IBM operates in a complex and very dynamic market. This, in addition to the technical hurdles due to COVID-19, made it a challenge for the students to work their way into the complex project tasks. “We did not know much about this industry, but we found it so interesting because of how it has been evolving in recent years due to new technologies”, says Alva.
The master’s students’ first task was simply to learn more about IBM by examining the core business and the most important target markets. They also devoted themselves to the work processes, communication channels, and collegial cooperation within IBM in order to gain a realistic insight into the corporate culture – exclusively remotely, of course.
“I tried to keep the program manager and the students up to date by e-mail,” Sarah Seyboth reflects. Additionally, she stayed in touch with her protégés in weekly status meetings via Webex, where the two students got the chance to clarify open questions and report on how far they had progressed with their work.

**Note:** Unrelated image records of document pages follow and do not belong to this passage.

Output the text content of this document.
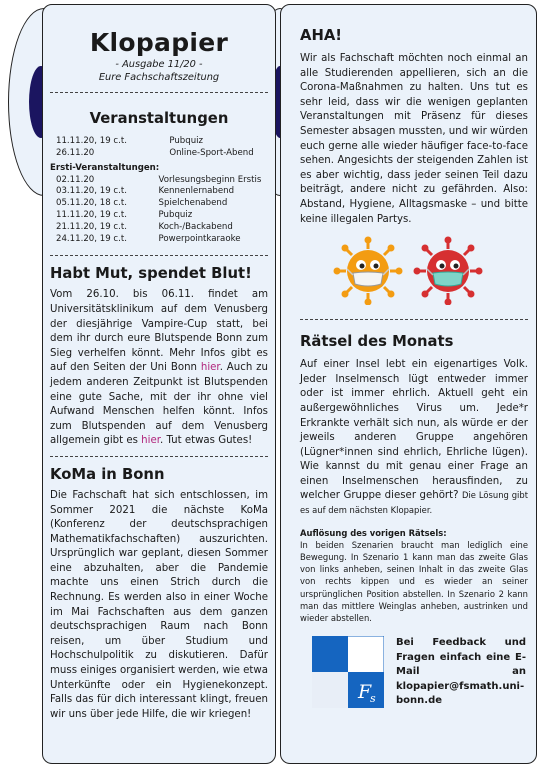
Klopapier
- Ausgabe 11/20 -
Eure Fachschaftszeitung
Veranstaltungen
11.11.20, 19 c.t.	Pubquiz
26.11.20	Online-Sport-Abend
Ersti-Veranstaltungen:
02.11.20	Vorlesungsbeginn Erstis
03.11.20, 19 c.t.	Kennenlernabend
05.11.20, 18 c.t.	Spielchenabend
11.11.20, 19 c.t.	Pubquiz
21.11.20, 19 c.t.	Koch-/Backabend
24.11.20, 19 c.t.	Powerpointkaraoke
Habt Mut, spendet Blut!

Vom 26.10. bis 06.11. findet am Universitätsklinikum auf dem Venusberg der diesjährige Vampire-Cup statt, bei dem ihr durch eure Blutspende Bonn zum Sieg verhelfen könnt. Mehr Infos gibt es auf den Seiten der Uni Bonn hier. Auch zu jedem anderen Zeitpunkt ist Blutspenden eine gute Sache, mit der ihr ohne viel Aufwand Menschen helfen könnt. Infos zum Blutspenden auf dem Venusberg allgemein gibt es hier. Tut etwas Gutes!

KoMa in Bonn

Die Fachschaft hat sich entschlossen, im Sommer 2021 die nächste KoMa (Konferenz der deutschsprachigen Mathematikfachschaften) auszurichten. Ursprünglich war geplant, diesen Sommer eine abzuhalten, aber die Pandemie machte uns einen Strich durch die Rechnung. Es werden also in einer Woche im Mai Fachschaften aus dem ganzen deutschsprachigen Raum nach Bonn reisen, um über Studium und Hochschulpolitik zu diskutieren. Dafür muss einiges organisiert werden, wie etwa Unterkünfte oder ein Hygienekonzept. Falls das für dich interessant klingt, freuen wir uns über jede Hilfe, die wir kriegen!

AHA!

Wir als Fachschaft möchten noch einmal an alle Studierenden appellieren, sich an die Corona-Maßnahmen zu halten. Uns tut es sehr leid, dass wir die wenigen geplanten Veranstaltungen mit Präsenz für dieses Semester absagen mussten, und wir würden euch gerne alle wieder häufiger face-to-face sehen. Angesichts der steigenden Zahlen ist es aber wichtig, dass jeder seinen Teil dazu beiträgt, andere nicht zu gefährden. Also: Abstand, Hygiene, Alltagsmaske – und bitte keine illegalen Partys.

Rätsel des Monats

Auf einer Insel lebt ein eigenartiges Volk. Jeder Inselmensch lügt entweder immer oder ist immer ehrlich. Aktuell geht ein außergewöhnliches Virus um. Jede*r Erkrankte verhält sich nun, als würde er der jeweils anderen Gruppe angehören (Lügner*innen sind ehrlich, Ehrliche lügen). Wie kannst du mit genau einer Frage an einen Inselmenschen herausfinden, zu welcher Gruppe dieser gehört? Die Lösung gibt es auf dem nächsten Klopapier.

Auflösung des vorigen Rätsels:

In beiden Szenarien braucht man lediglich eine Bewegung. In Szenario 1 kann man das zweite Glas von links anheben, seinen Inhalt in das zweite Glas von rechts kippen und es wieder an seiner ursprünglichen Position abstellen. In Szenario 2 kann man das mittlere Weinglas anheben, austrinken und wieder abstellen.

F
s
Bei Feedback und Fragen einfach eine E-Mail an klopapier@fsmath.uni-bonn.de
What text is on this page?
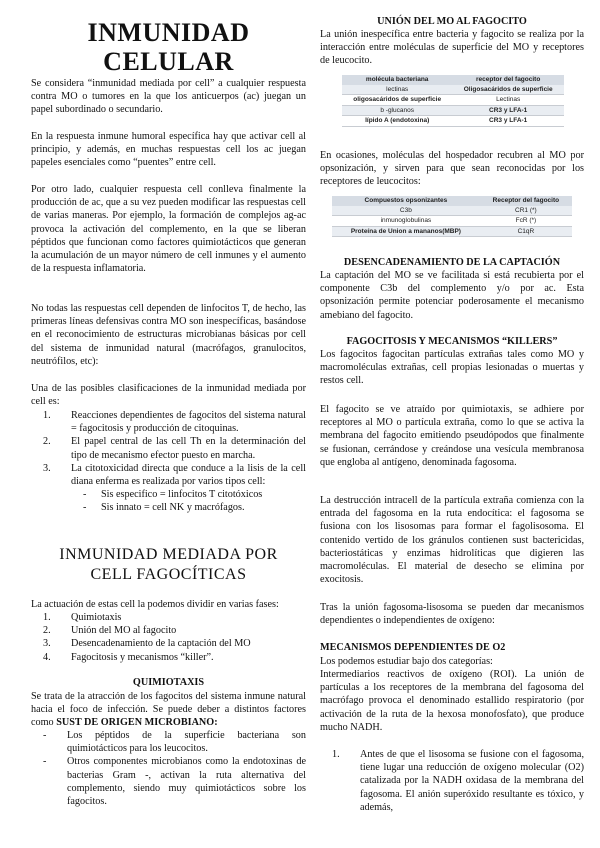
INMUNIDAD
CELULAR

Se considera “inmunidad mediada por cell” a cualquier respuesta contra MO o tumores en la que los anticuerpos (ac) juegan un papel subordinado o secundario.

En la respuesta inmune humoral específica hay que activar cell al principio, y además, en muchas respuestas cell los ac juegan papeles esenciales como “puentes” entre cell.

Por otro lado, cualquier respuesta cell conlleva finalmente la producción de ac, que a su vez pueden modificar las respuestas cell de varias maneras. Por ejemplo, la formación de complejos ag-ac provoca la activación del complemento, en la que se liberan péptidos que funcionan como factores quimiotácticos que generan la acumulación de un mayor número de cell inmunes y el aumento de la respuesta inflamatoria.

No todas las respuestas cell dependen de linfocitos T, de hecho, las primeras líneas defensivas contra MO son inespecíficas, basándose en el reconocimiento de estructuras microbianas básicas por cell del sistema de inmunidad natural (macrófagos, granulocitos, neutrófilos, etc):

Una de las posibles clasificaciones de la inmunidad mediada por cell es:

1. Reacciones dependientes de fagocitos del sistema natural = fagocitosis y producción de citoquinas.
2. El papel central de las cell Th en la determinación del tipo de mecanismo efector puesto en marcha.
3. La citotoxicidad directa que conduce a la lisis de la cell diana enferma es realizada por varios tipos cell:
- Sis especifico = linfocitos T citotóxicos
- Sis innato = cell NK y macrófagos.
INMUNIDAD MEDIADA POR
CELL FAGOCÍTICAS

La actuación de estas cell la podemos dividir en varias fases:

1. Quimiotaxis
2. Unión del MO al fagocito
3. Desencadenamiento de la captación del MO
4. Fagocitosis y mecanismos “killer”.
QUIMIOTAXIS

Se trata de la atracción de los fagocitos del sistema inmune natural hacia el foco de infección. Se puede deber a distintos factores como SUST DE ORIGEN MICROBIANO:

- Los péptidos de la superficie bacteriana son quimiotácticos para los leucocitos.
- Otros componentes microbianos como la endotoxinas de bacterias Gram -, activan la ruta alternativa del complemento, siendo muy quimiotácticos sobre los fagocitos.
UNIÓN DEL MO AL FAGOCITO

La unión inespecífica entre bacteria y fagocito se realiza por la interacción entre moléculas de superficie del MO y receptores de leucocito.

molécula bacteriana	receptor del fagocito
lectinas	Oligosacáridos de superficie
oligosacáridos de superficie	Lectinas
b -glucanos	CR3 y LFA-1
lípido A (endotoxina)	CR3 y LFA-1

En ocasiones, moléculas del hospedador recubren al MO por opsonización, y sirven para que sean reconocidas por los receptores de leucocitos:

Compuestos opsonizantes	Receptor del fagocito
C3b	CR1 (*)
inmunoglobulinas	FcR (*)
Proteína de Union a mananos(MBP)	C1qR
DESENCADENAMIENTO DE LA CAPTACIÓN

La captación del MO se ve facilitada si está recubierta por el componente C3b del complemento y/o por ac. Esta opsonización permite potenciar poderosamente el mecanismo amebiano del fagocito.

FAGOCITOSIS Y MECANISMOS “KILLERS”

Los fagocitos fagocitan partículas extrañas tales como MO y macromoléculas extrañas, cell propias lesionadas o muertas y restos cell.

El fagocito se ve atraído por quimiotaxis, se adhiere por receptores al MO o partícula extraña, como lo que se activa la membrana del fagocito emitiendo pseudópodos que finalmente se fusionan, cerrándose y creándose una vesícula membranosa que engloba al antígeno, denominada fagosoma.

La destrucción intracell de la partícula extraña comienza con la entrada del fagosoma en la ruta endocítica: el fagosoma se fusiona con los lisosomas para formar el fagolisosoma. El contenido vertido de los gránulos contienen sust bactericidas, bacteriostáticas y enzimas hidrolíticas que digieren las macromoléculas. El material de desecho se elimina por exocitosis.

Tras la unión fagosoma-lisosoma se pueden dar mecanismos dependientes o independientes de oxígeno:

MECANISMOS DEPENDIENTES DE O2

Los podemos estudiar bajo dos categorías:

Intermediarios reactivos de oxígeno (ROI). La unión de partículas a los receptores de la membrana del fagosoma del macrófago provoca el denominado estallido respiratorio (por activación de la ruta de la hexosa monofosfato), que produce mucho NADH.

1. Antes de que el lisosoma se fusione con el fagosoma, tiene lugar una reducción de oxígeno molecular (O2) catalizada por la NADH oxidasa de la membrana del fagosoma. El anión superóxido resultante es tóxico, y además,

At the beginning, it was a bit difficult for the two students to find their way into the project and really get a feel for the IBM culture. Nevertheless, they were welcomed with open arms. “The colleagues at IBM trained us as well as they could under the special circumstances, took a lot of time, and made it easy for us to work together virtually,” Barrueto recalls. “Having the experience of working remotely with them, we can say that IBM’s culture is based on trust, constant development, and mutual respect – which might also be one of the reasons for their success.”
The IBM project team was also able to take away instructive insights from the project phase. “It was particularly important for us to get an unbiased view of IBM’s role during our ongoing project phase in which we are rethinking mobility – our Smarter Mobility Lab,” says Seyboth. In particular, the market research and the Business Model Canvas created by Monica Fiorella Guillen Alva and Lucero Barrueto were of great value to the company.
Based on the results, the project team now plans to rethink the structure of the Smarter Mobility Lab. The team has come up with many new ideas on how IBM can position itself in the market and create added value for customers through new services. The management team has now also reviewed the results of the project work and derived a common goal: to use the findings from the collaboration with the TUM School of Management to further develop their business.
IBM’s conclusion was correspondingly positive: “Both students were very engaged and motivated right from the start, quickly familiarized themselves with our Mobility Service business, and brought up applicable solutions in the end,” says Seyboth.
There was also constructive feedback from the students regarding their project phase at IBM: “For me, the most valuable lesson learned was how to get on board quickly with an unfamiliar industry and how to be able to assess the clients in their needs and individual situation, making the solution a custom fit,” says Lucero Barrueto. Monica Fiorella Guillen Alva emphasized how exciting it was to see such a large and traditional company adapting to changes in the market.
The experience that she describes – the ability of companies to change and evolve in challenging times – brings us back to the beginning of this article. The students as well as IBM’s project team had to adjust to unexpected changes due to COVID-19 right from the start. Task assignments, meetings, feedback, everything that comes along with a project phase had to happen at short notice and exclusively remotely. This special situation was undoubtedly a challenge for both parties, but it also showcased one aspect that both IBM and the TUM School of Management exceed at: networking people.